Professor Lee Quinby, Spring 2011

Playing the game


Playing the game

I have to admit, finishing Lolita often felt like a chore. I found the pace painfully slow, and Humbert’s omphaloskeptical narration boring and annoying. I wonder if this was another Nabokovian attempt to separate the men from the boys, so to speak. Just as the offending subject matter and the lack of graphic sex scenes serve to weed out readers who would take the book too literally or skim it looking for erotica, Humbert’s writing style is yet another obstacle in the path of the casual reader.

The only thing that kept me reading to the end was Nabokov’s game of authorial hide-and-seek.
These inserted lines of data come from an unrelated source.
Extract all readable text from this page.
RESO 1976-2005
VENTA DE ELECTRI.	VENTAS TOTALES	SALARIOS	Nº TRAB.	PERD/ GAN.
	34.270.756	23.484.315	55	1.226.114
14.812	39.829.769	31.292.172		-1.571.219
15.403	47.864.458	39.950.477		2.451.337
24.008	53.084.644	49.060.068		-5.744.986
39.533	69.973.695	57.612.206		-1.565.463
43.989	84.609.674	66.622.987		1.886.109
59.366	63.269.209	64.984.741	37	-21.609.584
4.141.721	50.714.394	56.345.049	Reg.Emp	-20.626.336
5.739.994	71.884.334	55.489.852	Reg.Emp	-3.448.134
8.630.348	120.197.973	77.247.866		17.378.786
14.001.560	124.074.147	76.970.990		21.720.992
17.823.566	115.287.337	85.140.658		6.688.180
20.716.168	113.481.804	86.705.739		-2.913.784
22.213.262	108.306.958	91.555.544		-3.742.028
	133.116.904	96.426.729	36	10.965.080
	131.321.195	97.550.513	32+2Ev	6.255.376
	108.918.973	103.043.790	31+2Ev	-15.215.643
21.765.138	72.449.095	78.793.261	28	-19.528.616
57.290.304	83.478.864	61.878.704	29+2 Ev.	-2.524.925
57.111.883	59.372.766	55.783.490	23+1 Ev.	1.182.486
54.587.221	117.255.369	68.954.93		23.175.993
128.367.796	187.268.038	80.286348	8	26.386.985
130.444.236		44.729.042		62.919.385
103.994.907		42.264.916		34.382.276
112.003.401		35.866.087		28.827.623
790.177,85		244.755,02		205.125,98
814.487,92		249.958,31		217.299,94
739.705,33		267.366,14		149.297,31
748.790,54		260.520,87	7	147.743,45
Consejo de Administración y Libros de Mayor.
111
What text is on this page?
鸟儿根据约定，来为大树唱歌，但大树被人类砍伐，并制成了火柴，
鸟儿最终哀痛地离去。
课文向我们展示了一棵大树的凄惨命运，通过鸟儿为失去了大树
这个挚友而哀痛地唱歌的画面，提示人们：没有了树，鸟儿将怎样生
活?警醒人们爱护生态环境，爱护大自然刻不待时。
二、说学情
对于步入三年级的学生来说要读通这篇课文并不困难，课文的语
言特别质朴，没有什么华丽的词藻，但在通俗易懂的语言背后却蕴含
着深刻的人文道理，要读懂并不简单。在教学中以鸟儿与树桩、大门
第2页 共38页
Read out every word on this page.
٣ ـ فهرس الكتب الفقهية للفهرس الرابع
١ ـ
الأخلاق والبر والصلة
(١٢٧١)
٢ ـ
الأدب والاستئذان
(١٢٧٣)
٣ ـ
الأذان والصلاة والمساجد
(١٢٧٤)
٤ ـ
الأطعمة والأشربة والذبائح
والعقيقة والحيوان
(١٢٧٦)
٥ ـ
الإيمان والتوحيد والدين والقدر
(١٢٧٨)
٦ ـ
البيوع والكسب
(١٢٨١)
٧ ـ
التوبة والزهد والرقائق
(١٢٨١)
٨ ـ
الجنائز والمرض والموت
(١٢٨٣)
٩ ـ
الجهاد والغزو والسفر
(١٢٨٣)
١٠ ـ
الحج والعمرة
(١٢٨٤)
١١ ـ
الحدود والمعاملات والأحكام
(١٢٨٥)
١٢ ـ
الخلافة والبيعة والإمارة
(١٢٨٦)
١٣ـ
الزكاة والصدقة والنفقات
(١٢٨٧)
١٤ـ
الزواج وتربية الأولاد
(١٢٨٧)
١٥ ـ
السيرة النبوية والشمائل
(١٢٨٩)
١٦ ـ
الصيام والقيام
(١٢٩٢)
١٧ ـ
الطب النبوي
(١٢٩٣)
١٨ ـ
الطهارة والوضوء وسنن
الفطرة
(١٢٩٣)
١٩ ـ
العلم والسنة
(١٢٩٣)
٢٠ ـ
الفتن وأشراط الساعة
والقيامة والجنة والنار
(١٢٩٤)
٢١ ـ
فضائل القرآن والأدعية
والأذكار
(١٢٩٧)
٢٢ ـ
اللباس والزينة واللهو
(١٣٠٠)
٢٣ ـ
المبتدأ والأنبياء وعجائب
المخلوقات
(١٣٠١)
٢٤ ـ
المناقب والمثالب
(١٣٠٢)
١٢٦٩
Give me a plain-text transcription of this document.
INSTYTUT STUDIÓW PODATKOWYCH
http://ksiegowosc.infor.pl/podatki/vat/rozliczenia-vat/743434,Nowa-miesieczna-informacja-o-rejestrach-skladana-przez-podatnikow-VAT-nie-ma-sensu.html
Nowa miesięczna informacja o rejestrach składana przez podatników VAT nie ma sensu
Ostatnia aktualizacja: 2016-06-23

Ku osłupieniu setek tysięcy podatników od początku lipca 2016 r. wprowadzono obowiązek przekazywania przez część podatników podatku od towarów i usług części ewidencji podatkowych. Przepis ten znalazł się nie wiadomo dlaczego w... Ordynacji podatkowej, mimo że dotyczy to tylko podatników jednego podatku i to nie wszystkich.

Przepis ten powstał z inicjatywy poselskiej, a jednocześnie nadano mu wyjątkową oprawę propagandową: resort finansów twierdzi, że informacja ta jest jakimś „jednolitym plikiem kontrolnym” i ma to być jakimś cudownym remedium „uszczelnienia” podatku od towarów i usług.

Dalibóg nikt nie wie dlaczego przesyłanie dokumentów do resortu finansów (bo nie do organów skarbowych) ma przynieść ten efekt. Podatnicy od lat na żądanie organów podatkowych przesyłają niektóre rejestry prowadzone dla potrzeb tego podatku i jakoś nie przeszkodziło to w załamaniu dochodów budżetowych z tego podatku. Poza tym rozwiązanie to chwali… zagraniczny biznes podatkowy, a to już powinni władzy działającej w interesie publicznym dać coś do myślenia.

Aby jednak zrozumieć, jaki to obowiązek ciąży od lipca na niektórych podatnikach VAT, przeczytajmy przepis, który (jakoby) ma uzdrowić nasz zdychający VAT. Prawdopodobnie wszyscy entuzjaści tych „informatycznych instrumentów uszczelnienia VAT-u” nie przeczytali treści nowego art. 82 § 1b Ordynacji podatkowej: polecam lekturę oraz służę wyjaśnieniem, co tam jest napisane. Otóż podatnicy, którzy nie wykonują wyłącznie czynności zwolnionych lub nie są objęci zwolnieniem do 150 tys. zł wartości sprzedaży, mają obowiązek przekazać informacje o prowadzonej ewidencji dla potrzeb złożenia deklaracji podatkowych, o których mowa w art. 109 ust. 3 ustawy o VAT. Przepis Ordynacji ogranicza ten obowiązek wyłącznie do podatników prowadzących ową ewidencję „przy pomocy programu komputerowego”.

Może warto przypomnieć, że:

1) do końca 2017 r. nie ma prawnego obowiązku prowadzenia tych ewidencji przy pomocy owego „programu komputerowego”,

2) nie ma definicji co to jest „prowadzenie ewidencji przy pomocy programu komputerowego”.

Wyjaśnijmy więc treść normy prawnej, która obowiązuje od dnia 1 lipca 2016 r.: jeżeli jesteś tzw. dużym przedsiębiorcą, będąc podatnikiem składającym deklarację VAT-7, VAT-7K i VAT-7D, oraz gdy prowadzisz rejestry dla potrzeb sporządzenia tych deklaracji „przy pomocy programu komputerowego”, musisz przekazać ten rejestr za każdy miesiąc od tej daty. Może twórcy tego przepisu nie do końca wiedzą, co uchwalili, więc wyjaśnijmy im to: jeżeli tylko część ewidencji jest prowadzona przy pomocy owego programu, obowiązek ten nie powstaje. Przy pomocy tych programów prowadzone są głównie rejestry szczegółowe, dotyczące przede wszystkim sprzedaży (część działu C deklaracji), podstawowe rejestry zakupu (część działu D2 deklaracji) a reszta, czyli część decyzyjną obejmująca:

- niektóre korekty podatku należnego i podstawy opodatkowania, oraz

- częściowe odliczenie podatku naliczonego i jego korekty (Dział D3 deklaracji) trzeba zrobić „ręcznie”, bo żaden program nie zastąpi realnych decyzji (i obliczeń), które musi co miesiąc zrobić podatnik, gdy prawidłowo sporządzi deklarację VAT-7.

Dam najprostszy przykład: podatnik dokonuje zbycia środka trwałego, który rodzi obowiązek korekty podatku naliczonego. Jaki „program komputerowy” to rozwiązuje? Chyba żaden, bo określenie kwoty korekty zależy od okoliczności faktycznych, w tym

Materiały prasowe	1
My waning interest in the subject matter of the book became less significant as I appreciated more coincidences and Nabokov’s clever wordplay. I was proud of myself if I noticed something before I read the annotation pointing it out, and even if I wasn’t a worthy opponent without the help of the annotations, seeing the game unfold between Nabokov and the annotator (Alfred Appel) was as exciting as watching any other kind of sporting event.

According to Appel, Nabokov appears “everywhere in the texture but never in the text” (Appel 425). For example, when Humbert leaves Lolita on the tennis court to take a fabricated call from “Birdsley,” he sees her through the window playing doubles against Bill and Fay (Nabokov 235). Of course, her partner is Humbert’s ‘double,’ Quilty. The pun inherent in this situation, a doppelganger playing in a doubles tennis match, could have been engineered only by Nabokov. Additionally, the “sisterly mirror reversal” of the names Melanie Weiss (Black White) and Blanche Schwarzmann (White Blackman) is “a verbal relationship that once again reveals the author’s hand” (Appel 449). Other such verbal relationships include Miss Horn and Miss Cole, whose names Lolita charmingly transposes and combines to form “cornhole,” a vulgar term for anal sex (Nabokov 195). Miss Lester and Miss Fabian have a similar relationship.

The Ramsdale “class list” could more accurately be described as a “cast list” of minute cameos throughout the book. For example, the Beales’ father kills Charlotte Haze on p. 98, the Miranda twins are mentioned again on p. 136, Stella Fantasia gets married on p. 289, Louise Windmuller appears on p. 4, her father on p. 290, and of course, Humbert refers to McFate numerous times throughout the narrative (Appel 361-2). ‘Coincidentally,’ the number 342 is the address of the Haze house, the room in The Enchanted Hunters hotel where Humbert and Lolita have sex, and the total number of motels they stay in during their first year on the road. The numbers of Quilty’s fake license plates all add up to 52, which is the number of weeks Humbert and Lolita spend on the road, the number of lines in Humbert’s poem, and the year in which Humebert, Lolita, and Qulity die, 1952.

As we discussed in class, the excerpt from Who’s Who in the Limelight not only represents the characters of Humbert, Lolita, and Quilty, but “prefigures” and “magically mirrors” the novel’s action (Appel xxviii, xxx). One of the many examples is The Murdered Playwright, a play attributed to Quilty in Who’s Who, that foreshadows Humbert’s actual murder of Quilty. Quilty is also the playwright of The Strange Mushroom, which Humbert refers to as “the ingenious play staged for me” (Nabokov 305).

Nabokov subtly reveals his presence and omnipotence with games of clever wordplay and unlikely coincidences, which draw a careful reader more deeply into the book by issuing a challenge s/he can’t refuse. The reader gets the satisfaction of knowing s/he is “getting it,” unlike the more pedestrian readers who give up on the book because of its subject matter, lack of smut, or writing style.